Na última sexta-feira o apresentador da Rede Globo, Luciano Huck, chamou um panelaço contra Bolsonaro, junto ao movimento Vem Pra Rua, uma organização lavajatista que até ontem defendia com unhas e dentes o governo Bolsonaro, e que saiu às ruas com dinheiro empresarial para derrubar Dilma. Huck é uma das figuras da frente ampla, um nome cotado pelo centrão para disputar a presidência da República, agora está tentando articular o movimento eleitoral para 2022.

Huck é um dos principais responsáveis pela eleição de Bolsonaro e derrubada de Dilma. Não podemos esquecer que foi ele quem puxou uma vaia em pleno Maracanã contra a ex-presidenta. A demagogia e o oportunismo de Huck já viraram motivo de piada nas redes sociais, onde aponta-se com humor que todos as pessoas envolvidas em algum escândalo têm foto com o global. Mas o verdadeiro crime de Huck segue sendo seu posicionamento golpista, como um capitalista e homem de confiança do imperialismo.

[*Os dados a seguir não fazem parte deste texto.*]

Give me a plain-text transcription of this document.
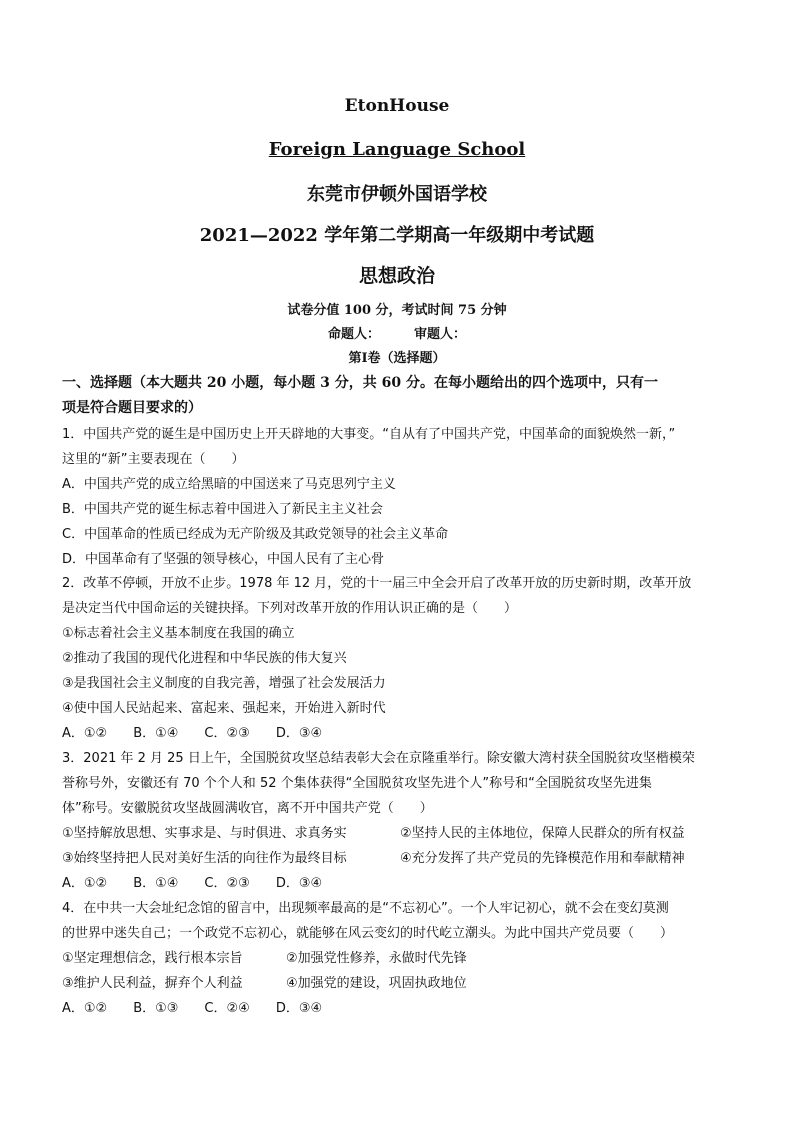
EtonHouse
Foreign Language School
东莞市伊顿外国语学校
2021—2022 学年第二学期高一年级期中考试题
思想政治
试卷分值 100 分，考试时间 75 分钟
命题人：	审题人：
第Ⅰ卷（选择题）
一、选择题（本大题共 20 小题，每小题 3 分，共 60 分。在每小题给出的四个选项中，只有一
项是符合题目要求的）
1．中国共产党的诞生是中国历史上开天辟地的大事变。“自从有了中国共产党，中国革命的面貌焕然一新，”
这里的“新”主要表现在（　　）
A．中国共产党的成立给黑暗的中国送来了马克思列宁主义
B．中国共产党的诞生标志着中国进入了新民主主义社会
C．中国革命的性质已经成为无产阶级及其政党领导的社会主义革命
D．中国革命有了坚强的领导核心，中国人民有了主心骨
2．改革不停顿，开放不止步。1978 年 12 月，党的十一届三中全会开启了改革开放的历史新时期，改革开放
是决定当代中国命运的关键抉择。下列对改革开放的作用认识正确的是（　　）
①标志着社会主义基本制度在我国的确立
②推动了我国的现代化进程和中华民族的伟大复兴
③是我国社会主义制度的自我完善，增强了社会发展活力
④使中国人民站起来、富起来、强起来，开始进入新时代
A．①②　　B．①④　　C．②③　　D．③④
3．2021 年 2 月 25 日上午，全国脱贫攻坚总结表彰大会在京隆重举行。除安徽大湾村获全国脱贫攻坚楷模荣
誉称号外，安徽还有 70 个个人和 52 个集体获得“全国脱贫攻坚先进个人”称号和“全国脱贫攻坚先进集
体”称号。安徽脱贫攻坚战圆满收官，离不开中国共产党（　　）
①坚持解放思想、实事求是、与时俱进、求真务实	②坚持人民的主体地位，保障人民群众的所有权益
③始终坚持把人民对美好生活的向往作为最终目标	④充分发挥了共产党员的先锋模范作用和奉献精神
A．①②　　B．①④　　C．②③　　D．③④
4．在中共一大会址纪念馆的留言中，出现频率最高的是“不忘初心”。一个人牢记初心，就不会在变幻莫测
的世界中迷失自己；一个政党不忘初心，就能够在风云变幻的时代屹立潮头。为此中国共产党员要（　　）
①坚定理想信念，践行根本宗旨	②加强党性修养，永做时代先锋
③维护人民利益，摒弃个人利益	④加强党的建设，巩固执政地位
A．①②　　B．①③　　C．②④　　D．③④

A esquerda pequeno-burguesa está flertando com Huck há muito tempo. Flávio Dino fez reuniões com o apresentador, com Fernando Henrique Cardoso, com Doria e outros notórios direitistas para organizar a frente ampla. Essa frente é como o panelaço de Huck, não tem efeito nenhum contra Bolsonaro, apenas serve para eleger a direita em 2022.

No início de 2020 houve panelaços contínuos durante quase 3 meses e não surtiram nenhum efeito contra Bolsonaro. A única vez que o governo esteve realmente ameaçado foi quando a população saiu às ruas e enfrentou a direita, porém Boulos, representante da esquerda frente-amplista em São Paulo, fez de tudo para sufocar o movimento.

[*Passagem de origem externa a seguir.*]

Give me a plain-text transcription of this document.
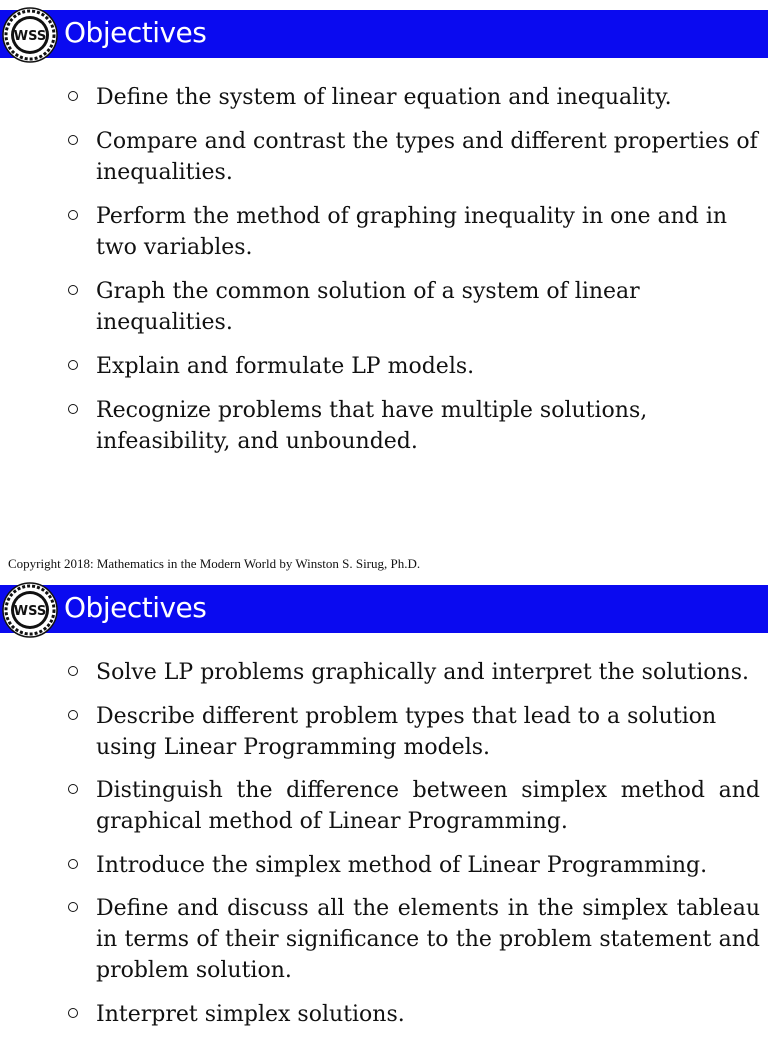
Objectives
WSS
Define the system of linear equation and inequality.
Compare and contrast the types and different properties of inequalities.
Perform the method of graphing inequality in one and in two variables.
Graph the common solution of a system of linear inequalities.
Explain and formulate LP models.
Recognize problems that have multiple solutions, infeasibility, and unbounded.
Copyright 2018: Mathematics in the Modern World by Winston S. Sirug, Ph.D.
Objectives
WSS
Solve LP problems graphically and interpret the solutions.
Describe different problem types that lead to a solution using Linear Programming models.
Distinguish the difference between simplex method and graphical method of Linear Programming.
Introduce the simplex method of Linear Programming.
Define and discuss all the elements in the simplex tableau in terms of their significance to the problem statement and problem solution.
Interpret simplex solutions.
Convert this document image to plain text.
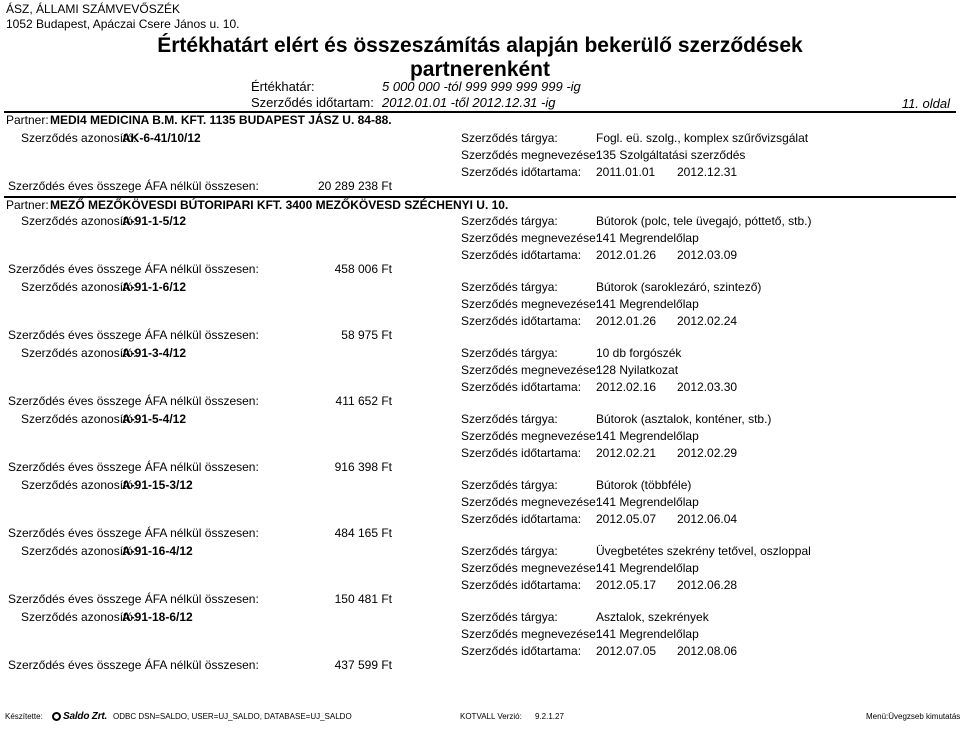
ÁSZ, ÁLLAMI SZÁMVEVŐSZÉK
1052 Budapest, Apáczai Csere János u. 10.
Értékhatárt elért és összeszámítás alapján bekerülő szerződések
partnerenként
Értékhatár:	5 000 000 -tól 999 999 999 999 -ig
Szerződés időtartam: 2012.01.01 -től 2012.12.31 -ig	11. oldal
Partner: MEDI4 MEDICINA B.M. KFT. 1135 BUDAPEST JÁSZ U. 84-88.
Szerződés azonosító:
AK-6-41/10/12	Szerződés tárgya:	Fogl. eü. szolg., komplex szűrővizsgálat
Szerződés megnevezése:
135 Szolgáltatási szerződés
Szerződés időtartama: 2011.01.01 2012.12.31
Szerződés éves összege ÁFA nélkül összesen:	20 289 238 Ft
Partner: MEZŐ MEZŐKÖVESDI BÚTORIPARI KFT. 3400 MEZŐKÖVESD SZÉCHENYI U. 10.
Szerződés azonosító:
A-91-1-5/12	Szerződés tárgya:	Bútorok (polc, tele üvegajó, póttető, stb.)
Szerződés megnevezése:
141 Megrendelőlap
Szerződés időtartama: 2012.01.26 2012.03.09
Szerződés éves összege ÁFA nélkül összesen:	458 006 Ft
Szerződés azonosító:
A-91-1-6/12	Szerződés tárgya:	Bútorok (saroklezáró, szintező)
Szerződés megnevezése:
141 Megrendelőlap
Szerződés időtartama: 2012.01.26 2012.02.24
Szerződés éves összege ÁFA nélkül összesen:	58 975 Ft
Szerződés azonosító:
A-91-3-4/12	Szerződés tárgya:	10 db forgószék
Szerződés megnevezése:
128 Nyilatkozat
Szerződés időtartama: 2012.02.16 2012.03.30
Szerződés éves összege ÁFA nélkül összesen:	411 652 Ft
Szerződés azonosító:
A-91-5-4/12	Szerződés tárgya:	Bútorok (asztalok, konténer, stb.)
Szerződés megnevezése:
141 Megrendelőlap
Szerződés időtartama: 2012.02.21 2012.02.29
Szerződés éves összege ÁFA nélkül összesen:	916 398 Ft
Szerződés azonosító:
A-91-15-3/12	Szerződés tárgya:	Bútorok (többféle)
Szerződés megnevezése:
141 Megrendelőlap
Szerződés időtartama: 2012.05.07 2012.06.04
Szerződés éves összege ÁFA nélkül összesen:	484 165 Ft
Szerződés azonosító:
A-91-16-4/12	Szerződés tárgya:	Üvegbetétes szekrény tetővel, oszloppal
Szerződés megnevezése:
141 Megrendelőlap
Szerződés időtartama: 2012.05.17 2012.06.28
Szerződés éves összege ÁFA nélkül összesen:	150 481 Ft
Szerződés azonosító:
A-91-18-6/12	Szerződés tárgya:	Asztalok, szekrények
Szerződés megnevezése:
141 Megrendelőlap
Szerződés időtartama: 2012.07.05 2012.08.06
Szerződés éves összege ÁFA nélkül összesen:	437 599 Ft
Készítette:	Saldo Zrt. ODBC DSN=SALDO, USER=UJ_SALDO, DATABASE=UJ_SALDO	KOTVALL Verzió: 9.2.1.27	Menü:Üvegzseb kimutatás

O panelaço de sexta-feira não passou de mais uma manobra eleitoral da frente ampla, e a esquerda pequeno-burguesa apoiou com todas as forças. Airton Faleiro (PA) deputado pelo PT, e a Frente Brasil Popular lançaram em suas redes sociais um chamado para a militância bater panelas em suas janelas.

A principal questão para que as massas possam lutar contra Bolsonaro e o imperialismo é sua independência política, porém essa independência nunca poderá ser alcançada se a esquerda se juntar a Doria, Huck, FHC, Baleia Rossi, Maia e outros. A direita quer apenas retomar o controle da situação, foram eles que elegeram Bolsonaro e se for necessário o farão novamente, como declarou Maia e o presidente do DEM. Se a esquerda continuar fazendo coro com a direita golpista terá muita dificuldade em organizar a população e fazer oposição quando esta conseguir derrubar Bolsonaro e tomar o controle da população.

A esquerda precisa ter uma posição independente da burguesia, denunciar a manobra do centrão e ter uma posição unificada. A única posição popular nesse momento é tirar Bolsonaro e lutar por Lula em 2022, qualquer outra posição levará a esquerda a apoiar um candidato da burguesia. Com toda a propaganda que a imprensa está fazendo por Doria, por Huck e companhia, o resultado esperado pela burguesia é colocar a esquerda a reboque para apoiar um candidato neoliberal e consolidar o golpe.

A burguesia não quer derrubar Bolsonaro, apenas quer pressioná-lo, e ganhar embalo político para 2022. No máximo, se sentir necessidade e conseguir, irá derrubá-lo para colocar em seu lugar alguém parecido, sem nenhum vínculo ou interesse nas reivindicações populares.

Panelaços e simples pedidos de impeachment não mudarão a situação política. É preciso uma ação enérgica da esquerda junto à população. Greves, atos e uma intensa campanha pelos direitos políticos de Lula, por Fora Bolsonaro e todos os golpistas.